The nourishment that Jesus is talking about is clearly spiritual. Jesus is getting us to see what is essential. What matters is not the things we have or what we do. What matters is what God gives, the lasting spiritual food we need. That is the lasting, infinite joy!

We need this. We deteriorate. Our bodies age. We struggle through life. We face pain and rejection. We toil and labor. We are hungry people. We are thirsty people. We need the food that only Jesus can give.

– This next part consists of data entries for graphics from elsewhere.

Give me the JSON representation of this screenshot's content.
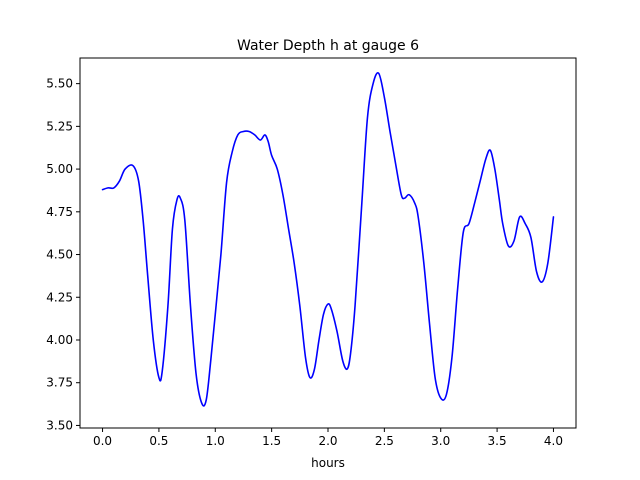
{
  "chart_data": {
    "type": "line",
    "title": "Water Depth h at gauge 6",
    "xlabel": "hours",
    "ylabel": "",
    "xlim": [
      -0.2,
      4.2
    ],
    "ylim": [
      3.485,
      5.65
    ],
    "xticks": [
      0.0,
      0.5,
      1.0,
      1.5,
      2.0,
      2.5,
      3.0,
      3.5,
      4.0
    ],
    "xtick_labels": [
      "0.0",
      "0.5",
      "1.0",
      "1.5",
      "2.0",
      "2.5",
      "3.0",
      "3.5",
      "4.0"
    ],
    "yticks": [
      3.5,
      3.75,
      4.0,
      4.25,
      4.5,
      4.75,
      5.0,
      5.25,
      5.5
    ],
    "ytick_labels": [
      "3.50",
      "3.75",
      "4.00",
      "4.25",
      "4.50",
      "4.75",
      "5.00",
      "5.25",
      "5.50"
    ],
    "grid": false,
    "series": [
      {
        "color": "#0000ff",
        "x": [
          0.0,
          0.05,
          0.1,
          0.15,
          0.2,
          0.27,
          0.32,
          0.36,
          0.4,
          0.45,
          0.5,
          0.53,
          0.58,
          0.62,
          0.66,
          0.69,
          0.73,
          0.78,
          0.83,
          0.88,
          0.92,
          0.96,
          1.0,
          1.05,
          1.1,
          1.15,
          1.2,
          1.25,
          1.3,
          1.35,
          1.4,
          1.44,
          1.47,
          1.5,
          1.55,
          1.6,
          1.65,
          1.7,
          1.75,
          1.8,
          1.84,
          1.88,
          1.92,
          1.96,
          2.0,
          2.03,
          2.08,
          2.13,
          2.17,
          2.2,
          2.24,
          2.3,
          2.35,
          2.4,
          2.45,
          2.5,
          2.55,
          2.6,
          2.65,
          2.68,
          2.72,
          2.77,
          2.8,
          2.85,
          2.9,
          2.95,
          3.0,
          3.05,
          3.1,
          3.15,
          3.2,
          3.25,
          3.3,
          3.35,
          3.4,
          3.44,
          3.48,
          3.52,
          3.55,
          3.6,
          3.65,
          3.7,
          3.75,
          3.8,
          3.85,
          3.9,
          3.95,
          4.0
        ],
        "y": [
          4.88,
          4.89,
          4.89,
          4.93,
          5.0,
          5.02,
          4.93,
          4.7,
          4.38,
          4.0,
          3.78,
          3.82,
          4.2,
          4.65,
          4.82,
          4.83,
          4.7,
          4.2,
          3.8,
          3.63,
          3.65,
          3.88,
          4.15,
          4.5,
          4.92,
          5.1,
          5.2,
          5.22,
          5.22,
          5.2,
          5.17,
          5.2,
          5.16,
          5.08,
          5.0,
          4.85,
          4.65,
          4.45,
          4.2,
          3.9,
          3.78,
          3.83,
          4.0,
          4.15,
          4.21,
          4.18,
          4.05,
          3.88,
          3.83,
          3.92,
          4.2,
          4.8,
          5.3,
          5.5,
          5.56,
          5.42,
          5.22,
          5.03,
          4.85,
          4.83,
          4.85,
          4.8,
          4.72,
          4.45,
          4.1,
          3.78,
          3.66,
          3.68,
          3.9,
          4.3,
          4.63,
          4.68,
          4.8,
          4.93,
          5.06,
          5.11,
          5.0,
          4.82,
          4.68,
          4.55,
          4.58,
          4.72,
          4.68,
          4.6,
          4.4,
          4.34,
          4.45,
          4.72
        ]
      }
    ]
  }
}
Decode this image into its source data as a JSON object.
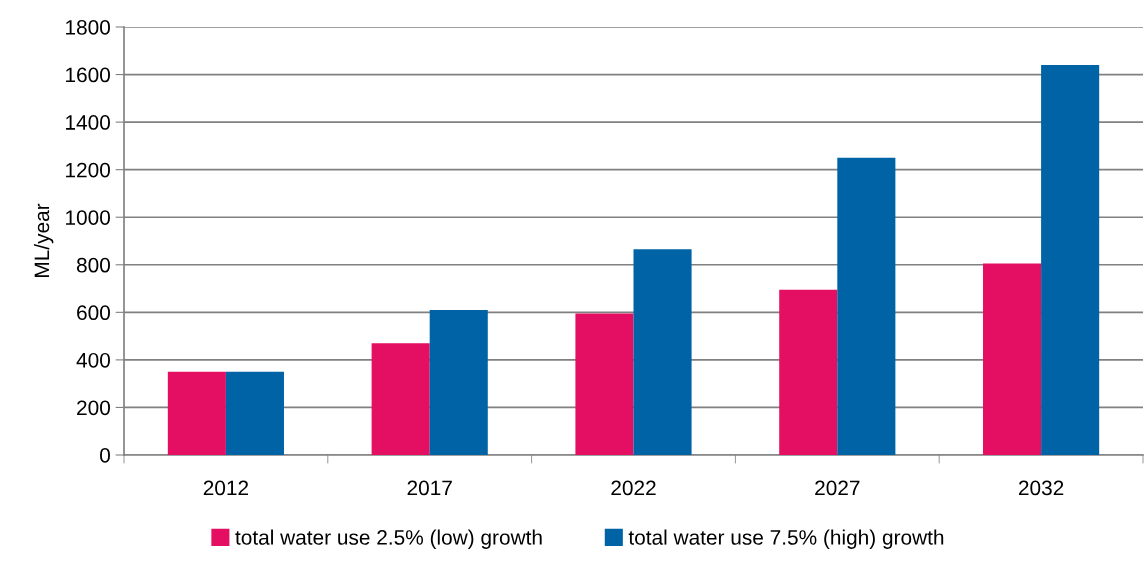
{
  "chart_data": {
    "type": "bar",
    "ylabel": "ML/year",
    "categories": [
      "2012",
      "2017",
      "2022",
      "2027",
      "2032"
    ],
    "series": [
      {
        "name": "total water use 2.5% (low) growth",
        "color": "#e40e62",
        "values": [
          350,
          470,
          595,
          695,
          805
        ]
      },
      {
        "name": "total water use 7.5% (high) growth",
        "color": "#0063a6",
        "values": [
          350,
          610,
          865,
          1250,
          1640
        ]
      }
    ],
    "ylim": [
      0,
      1800
    ],
    "yticks": [
      0,
      200,
      400,
      600,
      800,
      1000,
      1200,
      1400,
      1600,
      1800
    ],
    "grid": "y",
    "legend": "bottom"
  }
}
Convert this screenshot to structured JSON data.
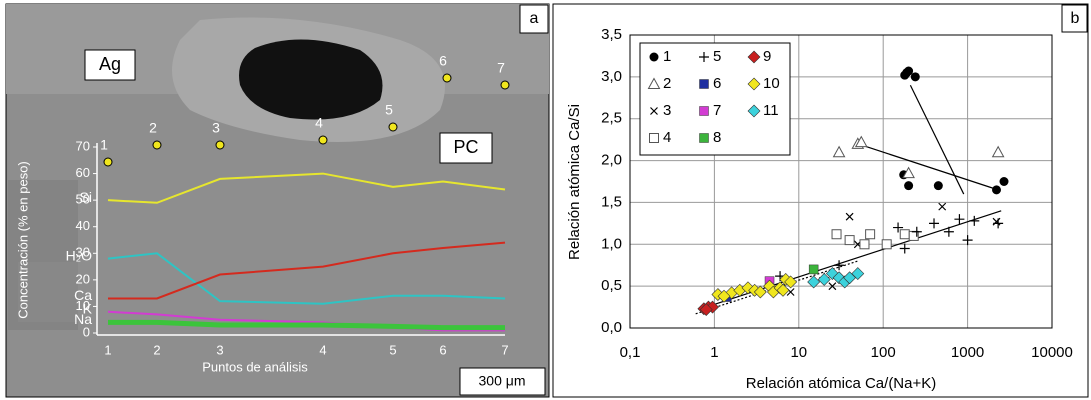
{
  "chart_data": [
    {
      "type": "line",
      "panel": "a",
      "annotations": {
        "phases": [
          "Ag",
          "PC"
        ],
        "scale_bar": "300 μm"
      },
      "xlabel": "Puntos de análisis",
      "ylabel": "Concentración (% en peso)",
      "categories": [
        "1",
        "2",
        "3",
        "4",
        "5",
        "6",
        "7"
      ],
      "ylim": [
        0,
        70
      ],
      "yticks": [
        0,
        10,
        20,
        30,
        40,
        50,
        60,
        70
      ],
      "series": [
        {
          "name": "Si",
          "color": "#e6e62e",
          "values": [
            50,
            49,
            58,
            60,
            55,
            57,
            54
          ]
        },
        {
          "name": "H₂O",
          "color": "#2ec4c4",
          "values": [
            28,
            30,
            12,
            11,
            14,
            14,
            13
          ]
        },
        {
          "name": "Ca",
          "color": "#d42a1e",
          "values": [
            13,
            13,
            22,
            25,
            30,
            32,
            34
          ]
        },
        {
          "name": "K",
          "color": "#d23cd2",
          "values": [
            8,
            7,
            5,
            4,
            2,
            1,
            1
          ]
        },
        {
          "name": "Na",
          "color": "#3cc43c",
          "values": [
            4,
            4,
            3,
            3,
            2.5,
            2,
            2
          ]
        }
      ]
    },
    {
      "type": "scatter",
      "panel": "b",
      "xlabel": "Relación atómica Ca/(Na+K)",
      "ylabel": "Relación atómica Ca/Si",
      "log_x": true,
      "grid": true,
      "legend": "upper left",
      "xlim": [
        0.1,
        10000
      ],
      "xticks": [
        {
          "value": 0.1,
          "label": "0,1"
        },
        1,
        10,
        100,
        1000,
        10000
      ],
      "ylim": [
        0,
        3.5
      ],
      "yticks": [
        {
          "value": 0,
          "label": "0,0"
        },
        {
          "value": 0.5,
          "label": "0,5"
        },
        {
          "value": 1,
          "label": "1,0"
        },
        {
          "value": 1.5,
          "label": "1,5"
        },
        {
          "value": 2,
          "label": "2,0"
        },
        {
          "value": 2.5,
          "label": "2,5"
        },
        {
          "value": 3,
          "label": "3,0"
        },
        {
          "value": 3.5,
          "label": "3,5"
        }
      ],
      "series": [
        {
          "name": "1",
          "marker": "circle",
          "color": "#000000",
          "x": [
            180,
            190,
            200,
            240,
            175,
            200,
            450,
            2200,
            2700
          ],
          "y": [
            3.02,
            3.05,
            3.07,
            3.0,
            1.83,
            1.7,
            1.7,
            1.65,
            1.75
          ]
        },
        {
          "name": "2",
          "marker": "triangle",
          "color": "#555555",
          "x": [
            30,
            50,
            55,
            200,
            2300
          ],
          "y": [
            2.1,
            2.2,
            2.22,
            1.85,
            2.1
          ]
        },
        {
          "name": "3",
          "marker": "cross",
          "color": "#000000",
          "x": [
            40,
            50,
            500,
            2200,
            8,
            25,
            6
          ],
          "y": [
            1.33,
            1.0,
            1.45,
            1.27,
            0.43,
            0.5,
            0.48
          ]
        },
        {
          "name": "4",
          "marker": "open-square",
          "color": "#555555",
          "x": [
            28,
            40,
            60,
            70,
            110,
            180,
            230
          ],
          "y": [
            1.12,
            1.05,
            1.0,
            1.12,
            1.0,
            1.12,
            1.1
          ]
        },
        {
          "name": "5",
          "marker": "plus",
          "color": "#000000",
          "x": [
            150,
            180,
            250,
            400,
            600,
            800,
            1000,
            1200,
            2300,
            15,
            20,
            6,
            30
          ],
          "y": [
            1.2,
            0.95,
            1.15,
            1.25,
            1.15,
            1.3,
            1.05,
            1.28,
            1.25,
            0.55,
            0.6,
            0.62,
            0.75
          ]
        },
        {
          "name": "6",
          "marker": "square",
          "color": "#1f2fa0",
          "x": [
            1.4
          ],
          "y": [
            0.37
          ]
        },
        {
          "name": "7",
          "marker": "square",
          "color": "#d23cd2",
          "x": [
            4.5
          ],
          "y": [
            0.56
          ]
        },
        {
          "name": "8",
          "marker": "square",
          "color": "#3cb43c",
          "x": [
            15
          ],
          "y": [
            0.7
          ]
        },
        {
          "name": "9",
          "marker": "diamond",
          "color": "#c82020",
          "x": [
            0.75,
            0.85,
            0.95,
            0.8
          ],
          "y": [
            0.23,
            0.25,
            0.25,
            0.22
          ]
        },
        {
          "name": "10",
          "marker": "diamond",
          "color": "#f0e61e",
          "x": [
            1.1,
            1.6,
            2,
            2.5,
            3,
            3.5,
            4.5,
            5,
            6,
            7,
            8,
            6.5,
            1.3
          ],
          "y": [
            0.4,
            0.42,
            0.45,
            0.48,
            0.45,
            0.43,
            0.5,
            0.43,
            0.48,
            0.58,
            0.55,
            0.45,
            0.38
          ]
        },
        {
          "name": "11",
          "marker": "diamond",
          "color": "#3cd2dc",
          "x": [
            15,
            20,
            25,
            30,
            35,
            50,
            40
          ],
          "y": [
            0.55,
            0.58,
            0.65,
            0.6,
            0.55,
            0.65,
            0.6
          ]
        }
      ],
      "lines": [
        {
          "x": [
            210,
            900
          ],
          "y": [
            2.9,
            1.6
          ],
          "dash": false
        },
        {
          "x": [
            50,
            2300
          ],
          "y": [
            2.2,
            1.65
          ],
          "dash": false
        },
        {
          "x": [
            0.8,
            2500
          ],
          "y": [
            0.25,
            1.4
          ],
          "dash": false
        },
        {
          "x": [
            0.6,
            50
          ],
          "y": [
            0.17,
            0.8
          ],
          "dash": true
        }
      ]
    }
  ]
}
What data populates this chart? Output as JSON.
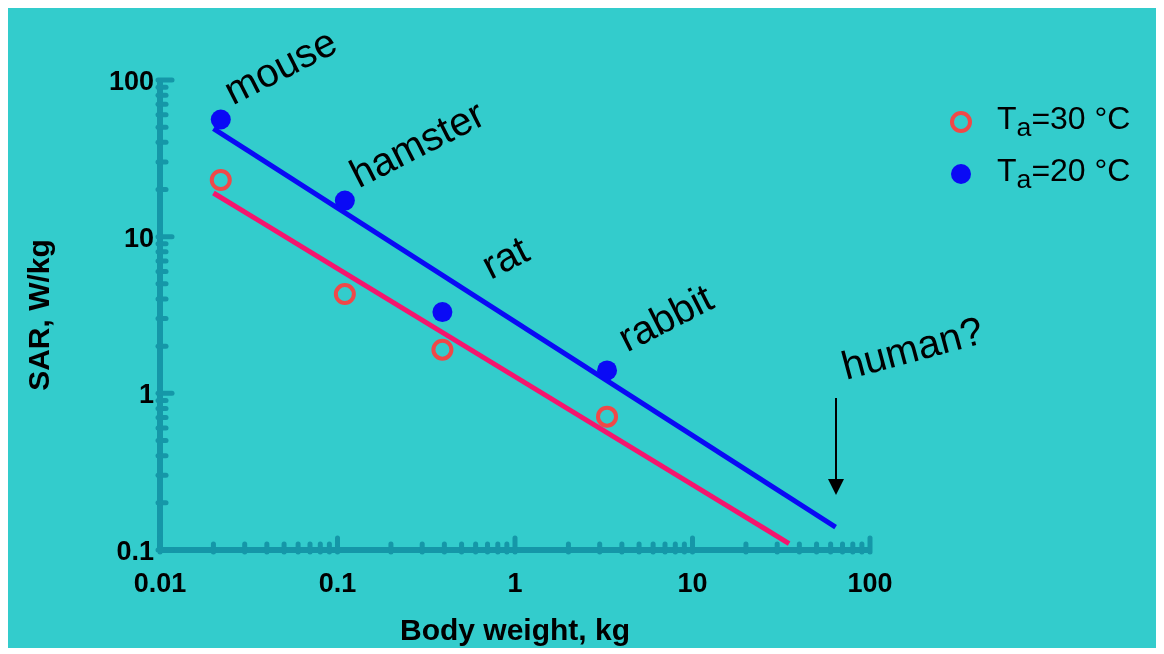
{
  "chart_data": {
    "type": "scatter",
    "xlabel": "Body weight, kg",
    "ylabel": "SAR, W/kg",
    "log": "xy",
    "legend": "top right",
    "xlim": [
      0.01,
      100
    ],
    "ylim": [
      0.1,
      100
    ],
    "xticks": [
      0.01,
      {
        "value": 0.02,
        "label": null
      },
      {
        "value": 0.03,
        "label": null
      },
      {
        "value": 0.04,
        "label": null
      },
      {
        "value": 0.05,
        "label": null
      },
      {
        "value": 0.06,
        "label": null
      },
      {
        "value": 0.07,
        "label": null
      },
      {
        "value": 0.08,
        "label": null
      },
      {
        "value": 0.09,
        "label": null
      },
      0.1,
      {
        "value": 0.2,
        "label": null
      },
      {
        "value": 0.3,
        "label": null
      },
      {
        "value": 0.4,
        "label": null
      },
      {
        "value": 0.5,
        "label": null
      },
      {
        "value": 0.6,
        "label": null
      },
      {
        "value": 0.7,
        "label": null
      },
      {
        "value": 0.8,
        "label": null
      },
      {
        "value": 0.9,
        "label": null
      },
      1,
      {
        "value": 2,
        "label": null
      },
      {
        "value": 3,
        "label": null
      },
      {
        "value": 4,
        "label": null
      },
      {
        "value": 5,
        "label": null
      },
      {
        "value": 6,
        "label": null
      },
      {
        "value": 7,
        "label": null
      },
      {
        "value": 8,
        "label": null
      },
      {
        "value": 9,
        "label": null
      },
      10,
      {
        "value": 20,
        "label": null
      },
      {
        "value": 30,
        "label": null
      },
      {
        "value": 40,
        "label": null
      },
      {
        "value": 50,
        "label": null
      },
      {
        "value": 60,
        "label": null
      },
      {
        "value": 70,
        "label": null
      },
      {
        "value": 80,
        "label": null
      },
      {
        "value": 90,
        "label": null
      },
      100
    ],
    "yticks": [
      0.1,
      {
        "value": 0.2,
        "label": null
      },
      {
        "value": 0.3,
        "label": null
      },
      {
        "value": 0.4,
        "label": null
      },
      {
        "value": 0.5,
        "label": null
      },
      {
        "value": 0.6,
        "label": null
      },
      {
        "value": 0.7,
        "label": null
      },
      {
        "value": 0.8,
        "label": null
      },
      {
        "value": 0.9,
        "label": null
      },
      1,
      {
        "value": 2,
        "label": null
      },
      {
        "value": 3,
        "label": null
      },
      {
        "value": 4,
        "label": null
      },
      {
        "value": 5,
        "label": null
      },
      {
        "value": 6,
        "label": null
      },
      {
        "value": 7,
        "label": null
      },
      {
        "value": 8,
        "label": null
      },
      {
        "value": 9,
        "label": null
      },
      10,
      {
        "value": 20,
        "label": null
      },
      {
        "value": 30,
        "label": null
      },
      {
        "value": 40,
        "label": null
      },
      {
        "value": 50,
        "label": null
      },
      {
        "value": 60,
        "label": null
      },
      {
        "value": 70,
        "label": null
      },
      {
        "value": 80,
        "label": null
      },
      {
        "value": 90,
        "label": null
      },
      100
    ],
    "series": [
      {
        "name": "T$_{a}$=30 °C",
        "color": "#f04848",
        "marker": "circle",
        "x": [
          0.022,
          0.11,
          0.39,
          3.3
        ],
        "values": [
          23,
          4.3,
          1.9,
          0.71
        ]
      },
      {
        "name": "T$_{a}$=20 °C",
        "color": "#0a0af5",
        "marker": "circle",
        "x": [
          0.022,
          0.11,
          0.39,
          3.3
        ],
        "values": [
          56,
          17,
          3.3,
          1.4
        ]
      },
      {
        "type": "line",
        "color": "#f5156e",
        "marker": "none",
        "x": [
          0.02,
          35
        ],
        "values": [
          19,
          0.11
        ]
      },
      {
        "type": "line",
        "color": "#0a0af5",
        "marker": "none",
        "x": [
          0.02,
          64
        ],
        "values": [
          49,
          0.14
        ]
      }
    ],
    "annotations": [
      {
        "text": "mouse",
        "x": 0.022,
        "y": 56
      },
      {
        "text": "hamster",
        "x": 0.11,
        "y": 17
      },
      {
        "text": "rat",
        "x": 0.39,
        "y": 3.3
      },
      {
        "text": "rabbit",
        "x": 3.3,
        "y": 1.4
      },
      "human?"
    ]
  }
}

And so I ask that question again, “Why are you here today?” We are people who need to be fed by what Jesus gives. For people who hunger and thirst for materialistic things Jesus gives to us the spiritual food that lasts for all eternity. He has given to us something greater then food for our bellies. He has giving to us saving faith. He has given to us something more than possessions; he has given us his very life. He has given to us something more than physical comfort that fades, he has given us comfort in knowing our sins are forgiven.

 

When we see how great the bread of life really is, when we recognize who Jesus is and what he gives us, It leads us to start prioritizing him more. Check yourselves to see if you are craving the comforts of this life over what is lasting eternal. “Why are you in church? Why are you looking for Jesus? What are the things that are on our minds? What do we really desire? What do you pray for? Once we recognize that we are more than flesh and blood, that we have a spirit, we can start to prioritize the spiritual food that Jesus gives to us. As parents, we prioritize our spiritual food more than life’s comforts, we prioritize taking our kids to church, reading to them scripture, talking about their faith. These are the morsels of the Bread of life that lasts. When we eat these lasting morsels, it helps us to let go of the worry that comes with prioritizing the flesh and blood and to find this lasting, infinite joy in Jesus. Amen.